Application deadline for mine spill settlement money pushed to Oct. 28
Extension designed to give smaller entities more time to prepare application
FARMINGTON — Anyone wishing to apply for a share of the $10 million in Gold King Mine spill settlement money that has been set aside by the state of New Mexico for restoration projects will have almost an extra month to do so.
The New Mexico Office of the Natural Resources Trustee, the state agency responsible for administering the funding, issued a news release on Sept. 16 advising potential applicants that the deadline for submitting a proposal had been moved from Sept. 30 to Oct. 28.

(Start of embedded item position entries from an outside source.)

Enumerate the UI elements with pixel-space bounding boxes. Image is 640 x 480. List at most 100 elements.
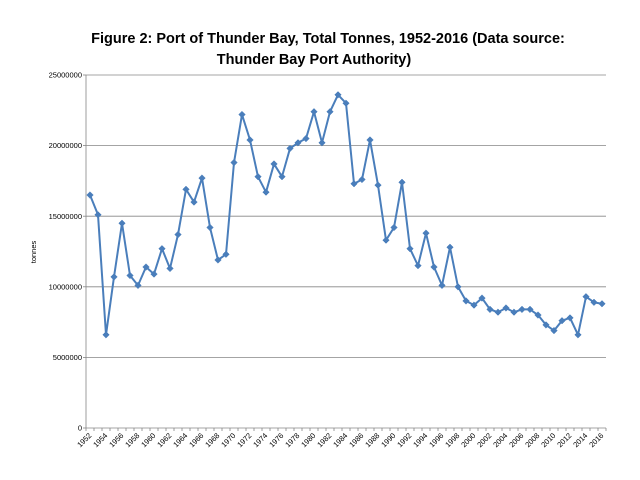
x-tick-label: 2016 xyxy=(587,431,605,449)
data-point xyxy=(598,300,606,308)
data-point xyxy=(478,294,486,302)
x-tick-label: 2008 xyxy=(523,431,541,449)
x-tick-label: 1964 xyxy=(171,431,189,449)
data-point xyxy=(158,245,166,253)
data-point xyxy=(150,270,158,278)
data-point xyxy=(494,308,502,316)
data-point xyxy=(430,263,438,271)
data-point xyxy=(174,230,182,239)
data-point xyxy=(238,110,246,119)
x-tick-label: 2006 xyxy=(507,431,525,449)
data-point xyxy=(374,181,382,189)
x-tick-label: 1970 xyxy=(219,431,237,449)
data-point xyxy=(86,191,94,199)
data-point xyxy=(326,108,334,116)
x-axis-tick-labels: 1952195419561958196019621964196619681970… xyxy=(75,431,605,449)
x-tick-label: 1956 xyxy=(107,431,125,449)
data-point xyxy=(574,331,582,339)
y-tick-label: 5000000 xyxy=(53,353,82,362)
data-point xyxy=(110,273,118,281)
data-point xyxy=(382,236,390,244)
data-point xyxy=(470,301,478,309)
data-point xyxy=(134,281,142,290)
axes xyxy=(83,74,607,431)
data-point xyxy=(398,178,406,186)
data-point xyxy=(390,223,398,232)
x-tick-label: 1988 xyxy=(363,431,381,449)
data-point xyxy=(126,271,134,280)
gridlines xyxy=(86,74,606,358)
series-line xyxy=(89,93,603,336)
x-tick-label: 1984 xyxy=(331,431,349,449)
data-point xyxy=(334,91,342,99)
data-point xyxy=(342,99,350,107)
x-tick-label: 1974 xyxy=(251,431,269,449)
y-axis-label: tonnes xyxy=(29,240,38,263)
data-point xyxy=(246,136,254,144)
x-tick-label: 1954 xyxy=(91,431,109,449)
data-point xyxy=(542,321,550,329)
data-point xyxy=(590,298,598,306)
data-point xyxy=(422,229,430,237)
data-point xyxy=(206,223,214,232)
x-tick-label: 1992 xyxy=(395,431,413,449)
data-point xyxy=(270,160,278,168)
x-tick-label: 1958 xyxy=(123,431,141,449)
x-tick-label: 2002 xyxy=(475,431,493,449)
x-tick-label: 1962 xyxy=(155,431,173,449)
data-point xyxy=(318,139,326,147)
data-point xyxy=(486,305,494,314)
data-point xyxy=(254,173,262,181)
x-tick-label: 1952 xyxy=(75,431,93,449)
x-tick-label: 1968 xyxy=(203,431,221,449)
x-tick-label: 1980 xyxy=(299,431,317,449)
y-tick-label: 10000000 xyxy=(49,282,82,291)
x-tick-label: 1972 xyxy=(235,431,253,449)
data-point xyxy=(350,180,358,188)
x-tick-label: 2012 xyxy=(555,431,573,449)
x-tick-label: 1996 xyxy=(427,431,445,449)
data-point xyxy=(166,264,174,273)
y-tick-label: 15000000 xyxy=(49,212,82,221)
chart-title-line-2: Thunder Bay Port Authority) xyxy=(217,52,412,68)
data-point xyxy=(526,305,534,314)
data-point xyxy=(462,297,470,305)
data-point xyxy=(438,281,446,290)
data-point xyxy=(582,293,590,301)
data-point xyxy=(294,139,302,147)
data-point xyxy=(286,144,294,153)
data-point xyxy=(414,261,422,270)
x-tick-label: 1976 xyxy=(267,431,285,449)
data-point xyxy=(198,174,206,182)
x-tick-label: 1986 xyxy=(347,431,365,449)
y-tick-label: 0 xyxy=(78,424,82,433)
series-total-tonnes xyxy=(86,91,606,339)
x-tick-label: 1990 xyxy=(379,431,397,449)
data-point xyxy=(102,331,110,339)
x-tick-label: 1960 xyxy=(139,431,157,449)
data-point xyxy=(230,158,238,167)
data-point xyxy=(302,134,310,143)
data-point xyxy=(510,308,518,316)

The $10 million devoted to the fund is part of a $32 million settlement the state reached in June with the U.S. Environmental Protection Agency, the entity that hired the contractors who performed the work on the mine that contributed to the spill. The incident resulted in millions of gallons of toxic waste winding up in the Animas and San Juan Rivers in the summer of 2015.
State officials have said the funding is available for projects that restore or replace injured natural resources or the services they provide — including river, land, habitat and watershed restoration and conservation — or projects that compensate the public for the loss of natural resources after the spill.
Maggie Hart Stebbins, the natural resources trustee, said the 30-day extension of the deadline is designed to give some potential applicants more time to prepare their proposals.
"We received feedback from smaller entities that they need more time, and we wanted to be responsive to that," she said, explaining that a lack of staffing was causing representatives of some of those entities to feel like they might have to rush through the process.
The extension was not a result of any lack of interest in the availability of the funds, she said.
"No, not at all," she said.
Hart Stebbins said her agency has not received any proposals yet, but she declined to assign any significance to that.
"That, in my experience, is par for the course," she said, explaining that in most cases like this, proposals typically aren't filed until a few days before the deadline. "(Applicants) tend to take all the time they can. I don't think the lack of proposals at this time indicates a lack of interest."
Once the application process is closed, state officials will prepare a draft restoration plan outlining the proposals that were submitted and prioritizing them for implementation. A public comment period will follow, then a final restoration plan will be adopted in which one or more projects will be implemented.
Hart Stebbins acknowledged the deadline extension will delay that process, but not significantly, she said.
"I would estimate it might shift it 30 days later," she said.
Anyone interested in submitting a proposal can obtain a form by visiting the New Mexico Office of the Natural Resources Trustee at onrt.env.nm.gov. The forms can be emailed to email@example.com. A hard copy can be mailed to Office of the Natural Resources Trustee, Attention: Sara Gerlitz, 121 Tijeras NE, Suite 1000, Albuquerque, NM 87102.
The projects must be located in New Mexico to be eligible for funding, and they must be focused on headwater wetlands that drain into the Animas or San Juan rivers, according to a frequently-asked-questions document prepared by Hart Stebbins.
That document also indicates that projects with human use benefits in the Animas and San Juan rivers are eligible for funding, such as boat launch facilities river wave features and river walks. The proposed projects do not need to have a habitat or ecological focus, but they must be connected to the natural resources injured by the Gold King Mine release, the document states.